Bob Moog dies
p2pnet.net News:- Dr Robert Arthur “Bob” Moog, the man who invented the Moog synthesizer, yesterday died of a brain tumour.
“He was a gentle and humble man with a wonderful sense of humor and a brilliance that inspired millions around the world,” says his family on a memorial web page.
“Whilst attending a convention in the winter of ‘63, Moog was introduced to the idea of building new circuits that would be capable of producing sound,” says obsolete.com.
“In September 1964 he was invited to exhibit his circuits at the Audio Engineering Society Convention. Shortly afterwards in 1964 Moog begin to manufacture electronic music synthesisers. Moog’s synthesisers were designed in collaboration with the composers Herbert A. Deutsch, and Walter (later Wendy) Carlos.
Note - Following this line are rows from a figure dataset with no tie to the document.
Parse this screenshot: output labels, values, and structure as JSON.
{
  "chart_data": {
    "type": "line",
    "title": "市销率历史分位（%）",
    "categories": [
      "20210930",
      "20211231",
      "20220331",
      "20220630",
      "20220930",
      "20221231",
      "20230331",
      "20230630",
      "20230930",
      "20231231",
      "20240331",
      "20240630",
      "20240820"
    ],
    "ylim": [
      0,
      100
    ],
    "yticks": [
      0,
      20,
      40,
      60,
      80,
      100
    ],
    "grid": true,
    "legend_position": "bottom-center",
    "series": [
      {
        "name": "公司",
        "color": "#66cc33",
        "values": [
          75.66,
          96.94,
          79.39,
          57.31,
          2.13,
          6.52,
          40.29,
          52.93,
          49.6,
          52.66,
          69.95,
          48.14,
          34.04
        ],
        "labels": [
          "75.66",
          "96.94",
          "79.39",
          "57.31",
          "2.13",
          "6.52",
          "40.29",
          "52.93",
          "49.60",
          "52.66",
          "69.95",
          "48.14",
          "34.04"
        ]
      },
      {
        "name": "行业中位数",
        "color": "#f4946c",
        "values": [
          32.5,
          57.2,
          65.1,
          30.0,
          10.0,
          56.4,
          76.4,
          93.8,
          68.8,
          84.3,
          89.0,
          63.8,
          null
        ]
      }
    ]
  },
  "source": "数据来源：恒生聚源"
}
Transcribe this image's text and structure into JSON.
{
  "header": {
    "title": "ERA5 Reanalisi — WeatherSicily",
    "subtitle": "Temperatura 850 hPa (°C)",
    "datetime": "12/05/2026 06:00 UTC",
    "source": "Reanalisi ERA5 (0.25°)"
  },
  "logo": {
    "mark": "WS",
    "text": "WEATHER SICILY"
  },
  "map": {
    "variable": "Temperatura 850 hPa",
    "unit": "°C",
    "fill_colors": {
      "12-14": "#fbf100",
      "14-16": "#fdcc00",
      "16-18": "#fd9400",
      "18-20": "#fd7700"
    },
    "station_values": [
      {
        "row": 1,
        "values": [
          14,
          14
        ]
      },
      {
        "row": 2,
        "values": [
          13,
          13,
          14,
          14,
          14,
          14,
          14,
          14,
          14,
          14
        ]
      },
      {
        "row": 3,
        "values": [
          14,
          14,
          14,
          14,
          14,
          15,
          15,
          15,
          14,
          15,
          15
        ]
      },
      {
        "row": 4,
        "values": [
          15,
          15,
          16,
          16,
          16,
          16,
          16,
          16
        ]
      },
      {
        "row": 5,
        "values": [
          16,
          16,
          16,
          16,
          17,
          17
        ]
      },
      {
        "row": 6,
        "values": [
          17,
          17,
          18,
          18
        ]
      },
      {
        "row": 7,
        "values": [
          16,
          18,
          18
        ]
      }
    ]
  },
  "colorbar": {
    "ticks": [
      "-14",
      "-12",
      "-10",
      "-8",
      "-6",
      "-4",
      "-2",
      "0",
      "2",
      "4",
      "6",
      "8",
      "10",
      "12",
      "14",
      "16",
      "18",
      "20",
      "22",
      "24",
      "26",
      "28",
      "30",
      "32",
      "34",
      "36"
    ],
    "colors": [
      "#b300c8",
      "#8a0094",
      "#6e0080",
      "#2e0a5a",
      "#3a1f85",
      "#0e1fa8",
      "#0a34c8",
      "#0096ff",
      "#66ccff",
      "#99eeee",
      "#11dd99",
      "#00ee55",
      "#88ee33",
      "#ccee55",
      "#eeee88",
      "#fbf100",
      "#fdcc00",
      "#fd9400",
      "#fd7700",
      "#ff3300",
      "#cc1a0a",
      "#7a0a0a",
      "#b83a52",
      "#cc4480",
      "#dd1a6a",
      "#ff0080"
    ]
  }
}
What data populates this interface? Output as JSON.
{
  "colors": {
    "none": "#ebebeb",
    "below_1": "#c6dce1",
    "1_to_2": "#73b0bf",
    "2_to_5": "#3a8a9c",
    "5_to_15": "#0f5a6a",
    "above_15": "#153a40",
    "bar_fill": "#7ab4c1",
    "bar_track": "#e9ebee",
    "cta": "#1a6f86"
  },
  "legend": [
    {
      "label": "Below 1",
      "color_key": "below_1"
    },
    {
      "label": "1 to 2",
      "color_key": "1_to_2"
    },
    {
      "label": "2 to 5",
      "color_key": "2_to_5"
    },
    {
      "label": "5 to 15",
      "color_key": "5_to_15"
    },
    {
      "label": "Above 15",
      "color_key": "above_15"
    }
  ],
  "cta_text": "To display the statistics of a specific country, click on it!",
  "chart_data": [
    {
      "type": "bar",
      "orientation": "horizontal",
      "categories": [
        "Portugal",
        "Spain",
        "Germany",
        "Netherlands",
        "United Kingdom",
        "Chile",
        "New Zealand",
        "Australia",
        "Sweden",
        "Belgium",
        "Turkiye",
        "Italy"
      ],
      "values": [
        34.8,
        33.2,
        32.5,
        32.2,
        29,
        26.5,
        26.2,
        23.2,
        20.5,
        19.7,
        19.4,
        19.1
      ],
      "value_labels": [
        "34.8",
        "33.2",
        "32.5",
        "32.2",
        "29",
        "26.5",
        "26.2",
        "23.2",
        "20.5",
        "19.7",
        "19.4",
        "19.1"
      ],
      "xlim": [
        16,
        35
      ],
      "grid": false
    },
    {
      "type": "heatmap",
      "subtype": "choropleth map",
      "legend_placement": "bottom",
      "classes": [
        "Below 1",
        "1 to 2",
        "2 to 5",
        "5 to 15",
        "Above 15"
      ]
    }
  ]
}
“After the success of Carlos’s album ‘Switched on Bach’, entirely recorded using Moog synthesisers, Moog’s instruments made the first leap from the electronic avant garde, into commercial popular music. The Beatles bought one, as did Mick Jagger who bought a hugely expensive modular Moog in 1967 (unfortunately this instruments was only used once, as a prop on a film set and was later sold to the German experimentalist rockers, Tangerine Dream).
“Though setting a future standard for analogue synthesiser, the Moog Synthesiser Company did not survive the decade, larger companies such as Arp and Roland developed Moog’s protoypes into more sophisticated and cost effective instruments.”